Precisely. There must be some variation that should be taken into account. If the authors do not have more values from their own samples then compare with the values from other others in Table 1.

 

What is the size of the sequenced 16S rDNA fragment?

AR: The fragment size is 760bp

Please include this information in the revised manuscript.

 

Why did the authors use Jukes-Cantor as the DNA substitution model for the reconstruction of both 16S rDNA and nifH phylogenetic trees? Why did they not run a Modeltest instead?

 

AR: The evolutionary history inferred by using the Maximum Likelihood method based on the Kimura 2-parameter model.

Please include this information in the revised manuscript. And explain why you chose this model. Did you run Modeltest?

Author Response

Precisely. There must be some variation that should be taken into account. If the authors do not have more values from their own samples then compare with the values from other others in Table 1.

AR: pH, salinity and conductivity measurements reported since 1994 is included under the results section (Line 229 to 233 in the revised document).

Please include this information in the revised manuscript.

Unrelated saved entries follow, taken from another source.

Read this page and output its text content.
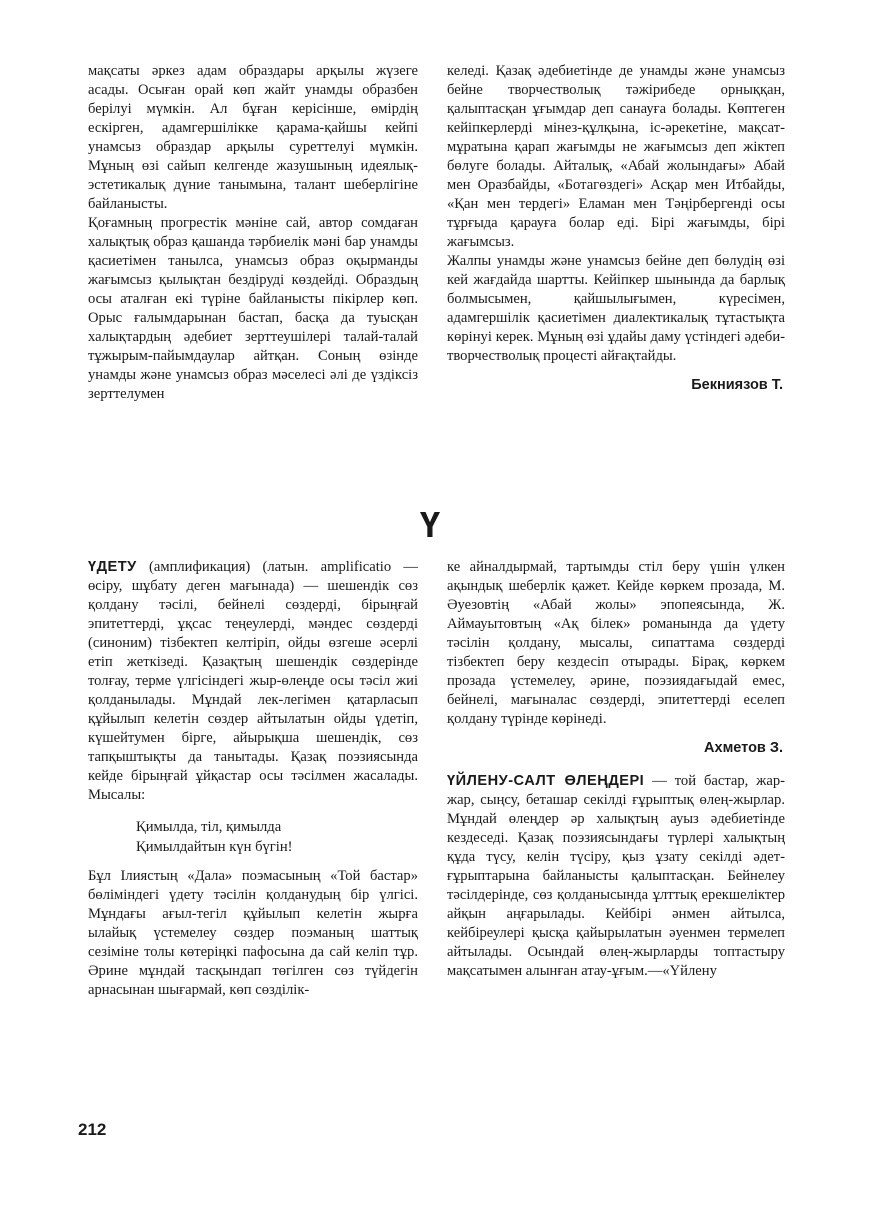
мақсаты әркез адам образдары арқылы жүзеге асады. Осыған орай көп жайт унамды образбен берілуі мүмкін. Ал бұған керісінше, өмірдің ескірген, адамгершілікке қарама-қайшы кейпі унамсыз образдар арқылы суреттелуі мүмкін. Мұның өзі сайып келгенде жазушының идеялық-эстетикалық дүние танымына, талант шеберлігіне байланысты.

Қоғамның прогрестік мәніне сай, автор сомдаған халықтық образ қашанда тәрбиелік мәні бар унамды қасиетімен танылса, унамсыз образ оқырманды жағымсыз қылықтан бездіруді көздейді. Образдың осы аталған екі түріне байланысты пікірлер көп. Орыс ғалымдарынан бастап, басқа да туысқан халықтардың әдебиет зерттеушілері талай-талай тұжырым-пайымдаулар айтқан. Соның өзінде унамды және унамсыз образ мәселесі әлі де үздіксіз зерттелумен

келеді. Қазақ әдебиетінде де унамды және унамсыз бейне творчестволық тәжірибеде орныққан, қалыптасқан ұғымдар деп санауға болады. Көптеген кейіпкерлерді мінез-құлқына, іс-әрекетіне, мақсат-мұратына қарап жағымды не жағымсыз деп жіктеп бөлуге болады. Айталық, «Абай жолындағы» Абай мен Оразбайды, «Ботагөздегі» Асқар мен Итбайды, «Қан мен тердегі» Еламан мен Тәңірбергенді осы тұрғыда қарауға болар еді. Бірі жағымды, бірі жағымсыз.

Жалпы унамды және унамсыз бейне деп бөлудің өзі кей жағдайда шартты. Кейіпкер шынында да барлық болмысымен, қайшылығымен, күресімен, адамгершілік қасиетімен диалектикалық тұтастықта көрінуі керек. Мұның өзі ұдайы даму үстіндегі әдеби-творчестволық процесті айғақтайды.

Бекниязов Т.
Ү

ҮДЕТУ (амплификация) (латын. amplificatio — өсіру, шұбату деген мағынада) — шешендік сөз қолдану тәсілі, бейнелі сөздерді, бірыңғай эпитеттерді, ұқсас теңеулерді, мәндес сөздерді (синоним) тізбектеп келтіріп, ойды өзгеше әсерлі етіп жеткізеді. Қазақтың шешендік сөздерінде толғау, терме үлгісіндегі жыр-өлеңде осы тәсіл жиі қолданылады. Мұндай лек-легімен қатарласып құйылып келетін сөздер айтылатын ойды үдетіп, күшейтумен бірге, айырықша шешендік, сөз тапқыштықты да танытады. Қазақ поэзиясында кейде бірыңғай ұйқастар осы тәсілмен жасалады. Мысалы:

Қимылда, тіл, қимылда
Қимылдайтын күн бүгін!

Бұл Ілиястың «Дала» поэмасының «Той бастар» бөліміндегі үдету тәсілін қолданудың бір үлгісі. Мұндағы ағыл-тегіл құйылып келетін жырға ылайық үстемелеу сөздер поэманың шаттық сезіміне толы көтеріңкі пафосына да сай келіп тұр. Әрине мұндай тасқындап төгілген сөз түйдегін арнасынан шығармай, көп сөзділік-

ке айналдырмай, тартымды стіл беру үшін үлкен ақындық шеберлік қажет. Кейде көркем прозада, М. Әуезовтің «Абай жолы» эпопеясында, Ж. Аймауытовтың «Ақ білек» романында да үдету тәсілін қолдану, мысалы, сипаттама сөздерді тізбектеп беру кездесіп отырады. Бірақ, көркем прозада үстемелеу, әрине, поэзиядағыдай емес, бейнелі, мағыналас сөздерді, эпитеттерді еселеп қолдану түрінде көрінеді.

Ахметов З.

ҮЙЛЕНУ-САЛТ ӨЛЕҢДЕРІ — той бастар, жар-жар, сыңсу, беташар секілді ғұрыптық өлең-жырлар. Мұндай өлеңдер әр халықтың ауыз әдебиетінде кездеседі. Қазақ поэзиясындағы түрлері халықтың құда түсу, келін түсіру, қыз ұзату секілді әдет-ғұрыптарына байланысты қалыптасқан. Бейнелеу тәсілдерінде, сөз қолданысында ұлттық ерекшеліктер айқын аңғарылады. Кейбірі әнмен айтылса, кейбіреулері қысқа қайырылатын әуенмен термелеп айтылады. Осындай өлең-жырларды топтастыру мақсатымен алынған атау-ұғым.—«Үйлену

212
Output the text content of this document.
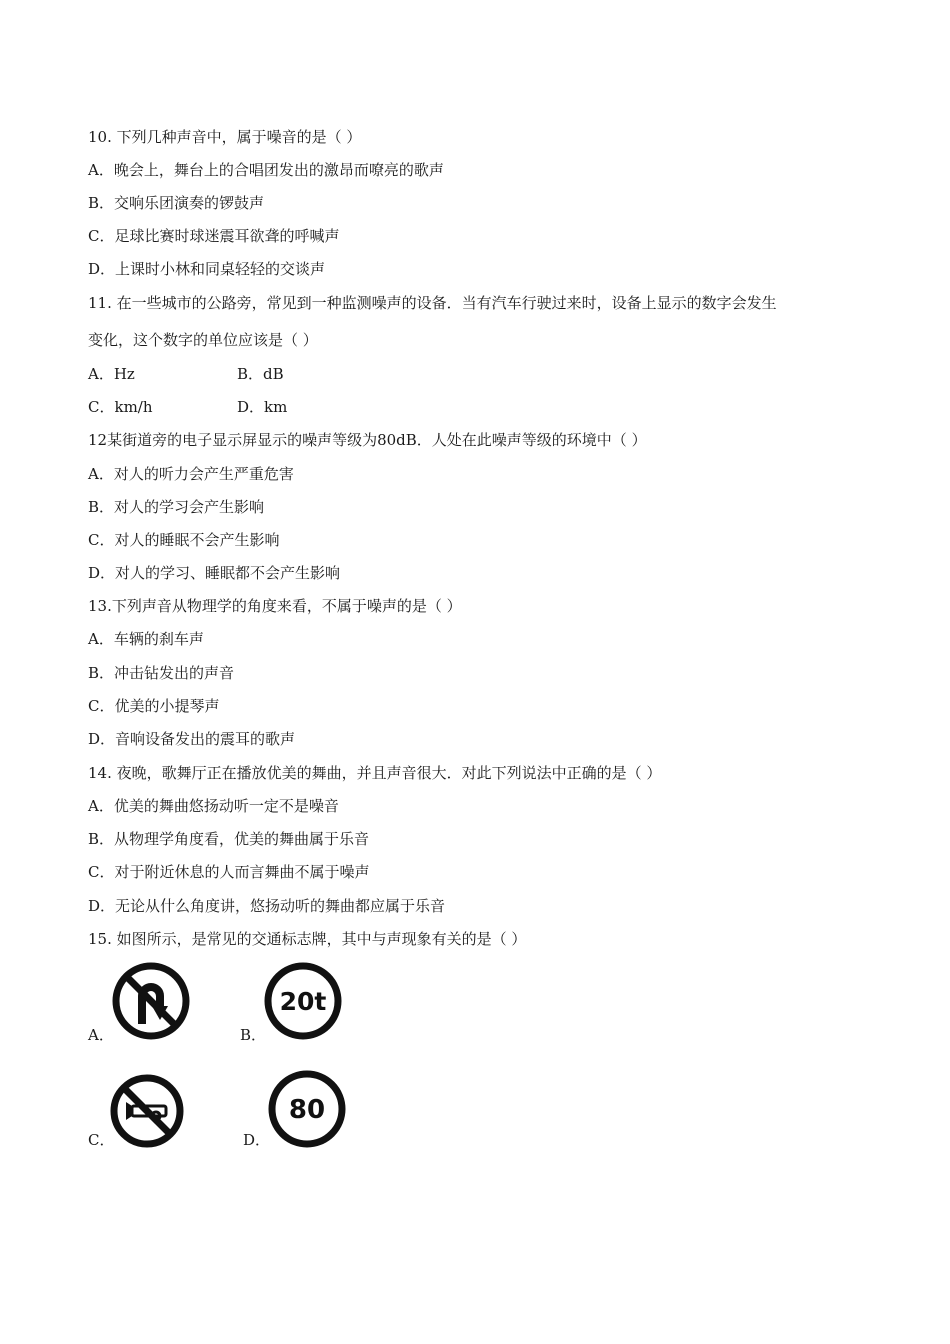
10. 下列几种声音中，属于噪音的是（ ）
A．晚会上，舞台上的合唱团发出的激昂而嘹亮的歌声
B．交响乐团演奏的锣鼓声
C．足球比赛时球迷震耳欲聋的呼喊声
D．上课时小林和同桌轻轻的交谈声
11. 在一些城市的公路旁，常见到一种监测噪声的设备．当有汽车行驶过来时，设备上显示的数字会发生
变化，这个数字的单位应该是（ ）
A．Hz	B．dB
C．km/h	D．km
12某街道旁的电子显示屏显示的噪声等级为80dB．人处在此噪声等级的环境中（ ）
A．对人的听力会产生严重危害
B．对人的学习会产生影响
C．对人的睡眠不会产生影响
D．对人的学习、睡眠都不会产生影响
13.下列声音从物理学的角度来看，不属于噪声的是（ ）
A．车辆的刹车声
B．冲击钻发出的声音
C．优美的小提琴声
D．音响设备发出的震耳的歌声
14. 夜晚，歌舞厅正在播放优美的舞曲，并且声音很大．对此下列说法中正确的是（ ）
A．优美的舞曲悠扬动听一定不是噪音
B．从物理学角度看，优美的舞曲属于乐音
C．对于附近休息的人而言舞曲不属于噪声
D．无论从什么角度讲，悠扬动听的舞曲都应属于乐音
15. 如图所示，是常见的交通标志牌，其中与声现象有关的是（ ）
A．	B．
20t
C．	D．
80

AR: Yes, it is included in the revised manuscript

Please include this information in the revised manuscript. And explain why you chose this model. Did you run Modeltest?

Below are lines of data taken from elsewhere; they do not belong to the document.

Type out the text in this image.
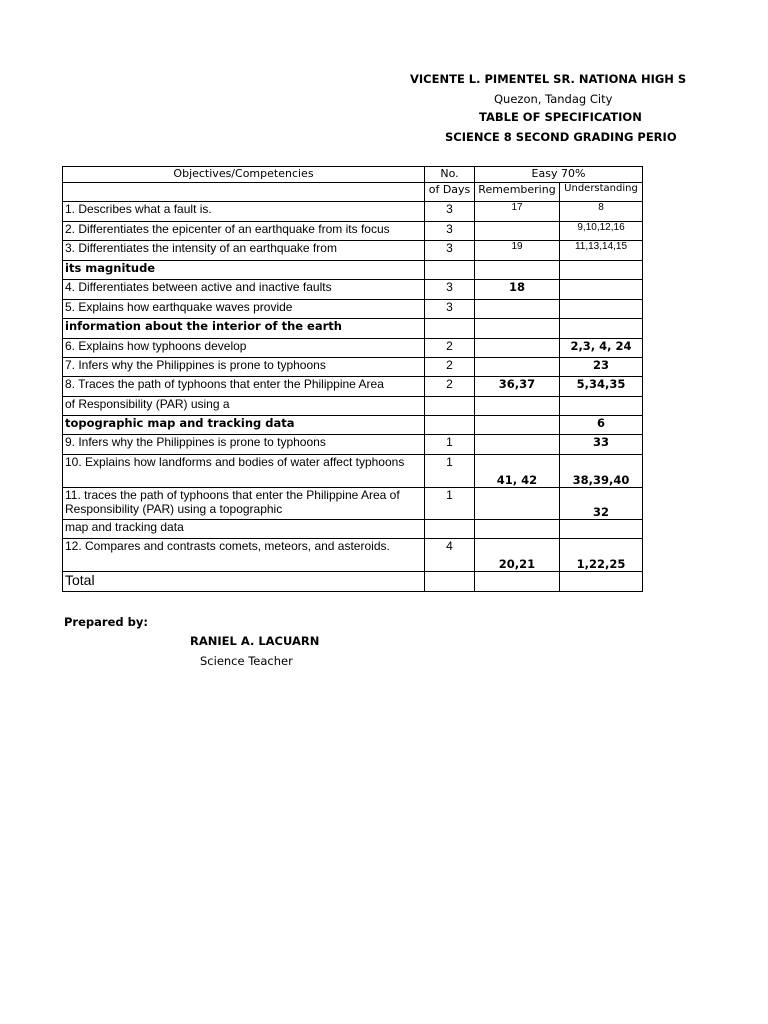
VICENTE L. PIMENTEL SR. NATIONA HIGH S
Quezon, Tandag City
TABLE OF SPECIFICATION
SCIENCE 8 SECOND GRADING PERIO
Objectives/Competencies	No.	Easy 70%	
	of Days	Remembering	Understanding
1. Describes what a fault is.	3	17	8
2. Differentiates the epicenter of an earthquake from its focus	3		9,10,12,16
3. Differentiates the intensity of an earthquake from	3	19	11,13,14,15
its magnitude			
4. Differentiates between active and inactive faults	3	18	
5. Explains how earthquake waves provide	3		
information about the interior of the earth			
6. Explains how typhoons develop	2		2,3, 4, 24
7. Infers why the Philippines is prone to typhoons	2		23
8. Traces the path of typhoons that enter the Philippine Area	2	36,37	5,34,35
of Responsibility (PAR) using a			
topographic map and tracking data			6
9. Infers why the Philippines is prone to typhoons	1		33
10. Explains how landforms and bodies of water affect typhoons	1	41, 42	38,39,40
11. traces the path of typhoons that enter the Philippine Area of Responsibility (PAR) using a topographic	1		32
map and tracking data			
12. Compares and contrasts comets, meteors, and asteroids.	4	20,21	1,22,25
Total			
Prepared by:
RANIEL A. LACUARN
Science Teacher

AR: We Yes, the information is now included in the revised manuscript, highlighted in green under the materials and methods section, Line 213 – 214

Regarding running of the Modeltest, no we did not run model test to find the best fit evolutionary model. Instead, we used the Maximum likelihood method using distances calculated with the Kimura 2-parameter model, which, in our opinion is the most widely used model allowing corrections for transitional and transversional substitution rates, while assuming that the four nucleotide frequencies are the same and that rates of substitution do not vary among sites for construction of phylogenetic tree.